Professionals in other businesses sometimes have an easier time keeping clients in their business circles simply because they have more opportunities to see and serve their customers. For instance, a car dealership sells a car and then, even if the buyer doesn’t purchase another car for an entire decade, the dealership has the opportunity to see the customer face to face every time the vehicle is due for service, oil changes, or tire rotations. Like a car salesperson, a real estate agent makes big sales to clients on an infrequent basis. The difference is that in real estate, after-the-sale service isn’t automatic. You have to create strategies to keep in contact with your clients and to continually remind them of the value you deliver.
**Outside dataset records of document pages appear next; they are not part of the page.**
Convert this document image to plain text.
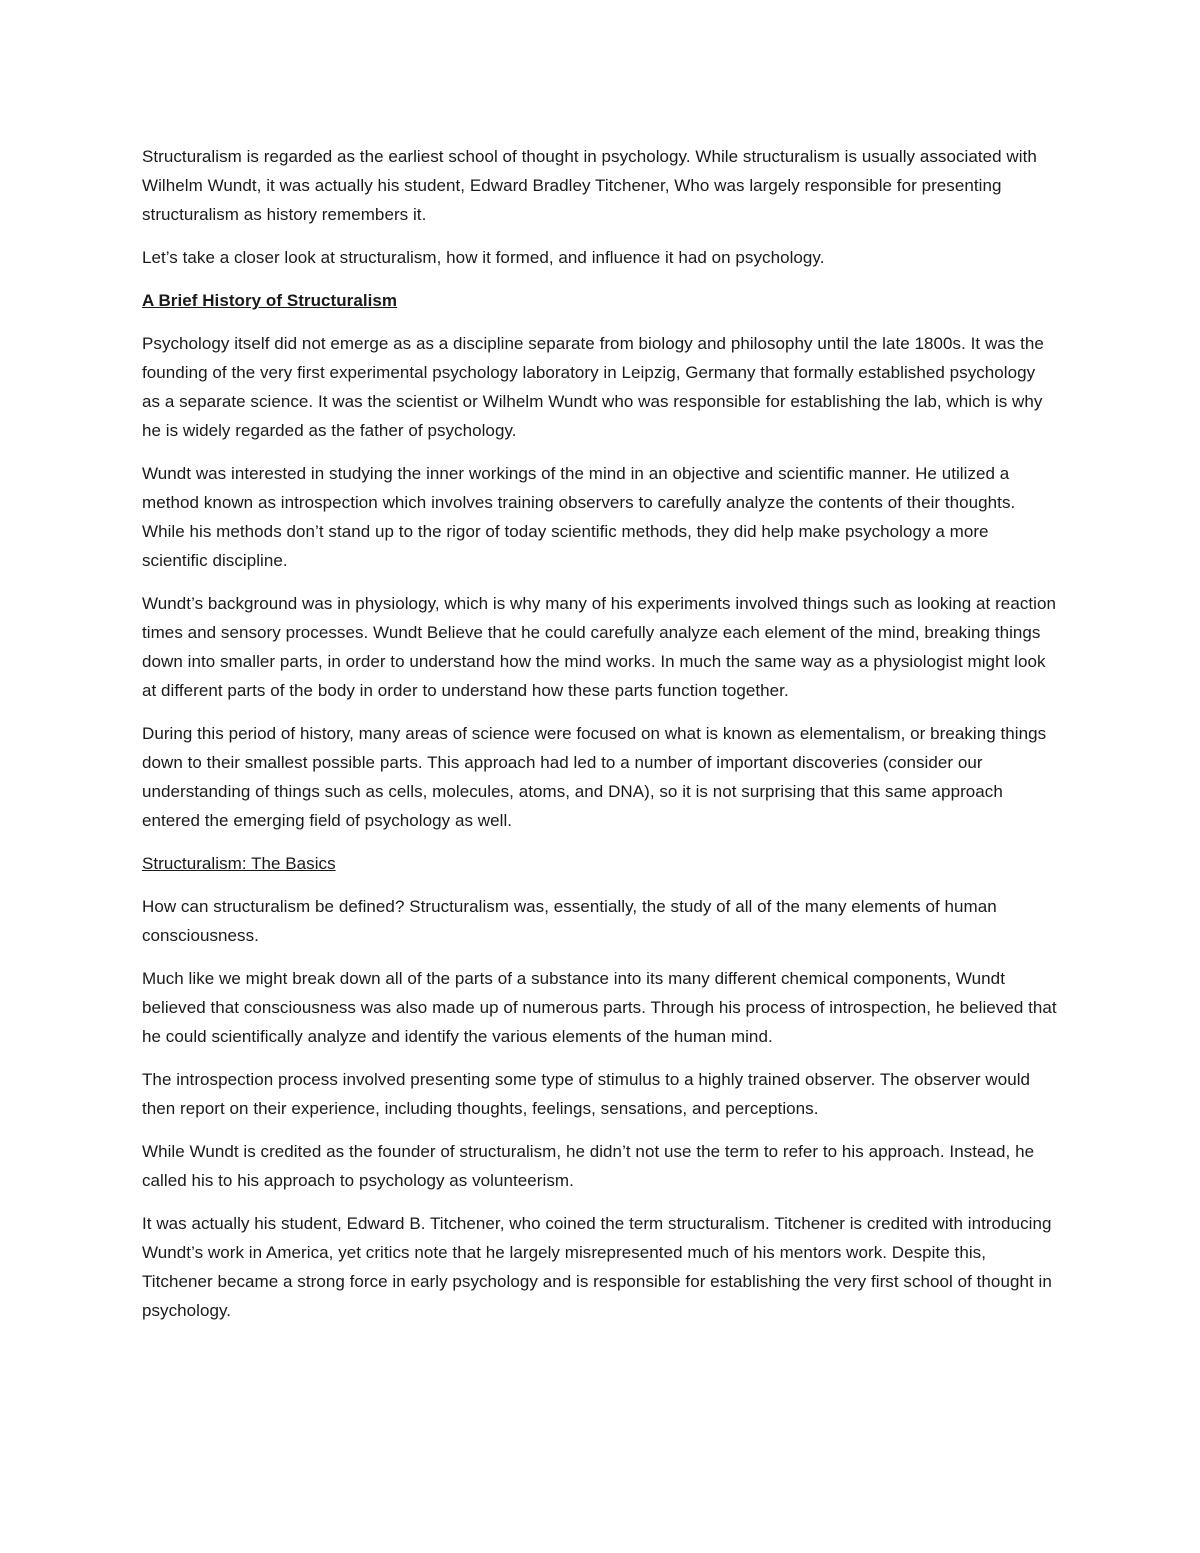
Structuralism is regarded as the earliest school of thought in psychology. While structuralism is usually associated with Wilhelm Wundt, it was actually his student, Edward Bradley Titchener, Who was largely responsible for presenting structuralism as history remembers it.

Let’s take a closer look at structuralism, how it formed, and influence it had on psychology.

A Brief History of Structuralism

Psychology itself did not emerge as as a discipline separate from biology and philosophy until the late 1800s. It was the founding of the very first experimental psychology laboratory in Leipzig, Germany that formally established psychology as a separate science. It was the scientist or Wilhelm Wundt who was responsible for establishing the lab, which is why he is widely regarded as the father of psychology.

Wundt was interested in studying the inner workings of the mind in an objective and scientific manner. He utilized a method known as introspection which involves training observers to carefully analyze the contents of their thoughts. While his methods don’t stand up to the rigor of today scientific methods, they did help make psychology a more scientific discipline.

Wundt’s background was in physiology, which is why many of his experiments involved things such as looking at reaction times and sensory processes. Wundt Believe that he could carefully analyze each element of the mind, breaking things down into smaller parts, in order to understand how the mind works. In much the same way as a physiologist might look at different parts of the body in order to understand how these parts function together.

During this period of history, many areas of science were focused on what is known as elementalism, or breaking things down to their smallest possible parts. This approach had led to a number of important discoveries (consider our understanding of things such as cells, molecules, atoms, and DNA), so it is not surprising that this same approach entered the emerging field of psychology as well.

Structuralism: The Basics

How can structuralism be defined? Structuralism was, essentially, the study of all of the many elements of human consciousness.

Much like we might break down all of the parts of a substance into its many different chemical components, Wundt believed that consciousness was also made up of numerous parts. Through his process of introspection, he believed that he could scientifically analyze and identify the various elements of the human mind.

The introspection process involved presenting some type of stimulus to a highly trained observer. The observer would then report on their experience, including thoughts, feelings, sensations, and perceptions.

While Wundt is credited as the founder of structuralism, he didn’t not use the term to refer to his approach. Instead, he called his to his approach to psychology as volunteerism.

It was actually his student, Edward B. Titchener, who coined the term structuralism. Titchener is credited with introducing Wundt’s work in America, yet critics note that he largely misrepresented much of his mentors work. Despite this, Titchener became a strong force in early psychology and is responsible for establishing the very first school of thought in psychology.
As a real estate agent, your success depends on the quality and durability of the relationships you build with your clients, and the one and only way to build solid, enduring relationships is to deliver excellent, unrivaled service. To be an outstanding agent you need to lavish your clients with service that exceeds their expectations. The challenge is that not all clients expect or want the same kind of service. What constitutes excellent service to one client may seem inadequate or even like overkill to another. You may not believe it, but an agent could sell a client’s home in less than one week, at full price, and still have a dissatisfied customer due to some action during the negotiation, inspection, or closing that simply didn’t match with the client’s service expectations. To avoid service mismatches, figure out each person’s service expectations

  • Find out each person’s service expectations
  • Customize and personalize your service delivery
  • Never become complacent

Some agents are successful in spite of their arrogant approach to service delivery. Rather than focusing on customized service and long-term relationships, these agents prefer to serve a stream of here-today-gone-tomorrow clients that they acquire through relentless prospecting and high-volume lead development. While this approach does create sales, it does not build business for the future. This approach creates fewer referrals and less leverage, so the agent will need to prospect relentlessly during their whole career.

As an agent, your prospect universe is limited, and your customers aren’t apt to become repeat customers unless you treat them with the kind of unparalleled, consistent, and customized service that turns them into clients for life.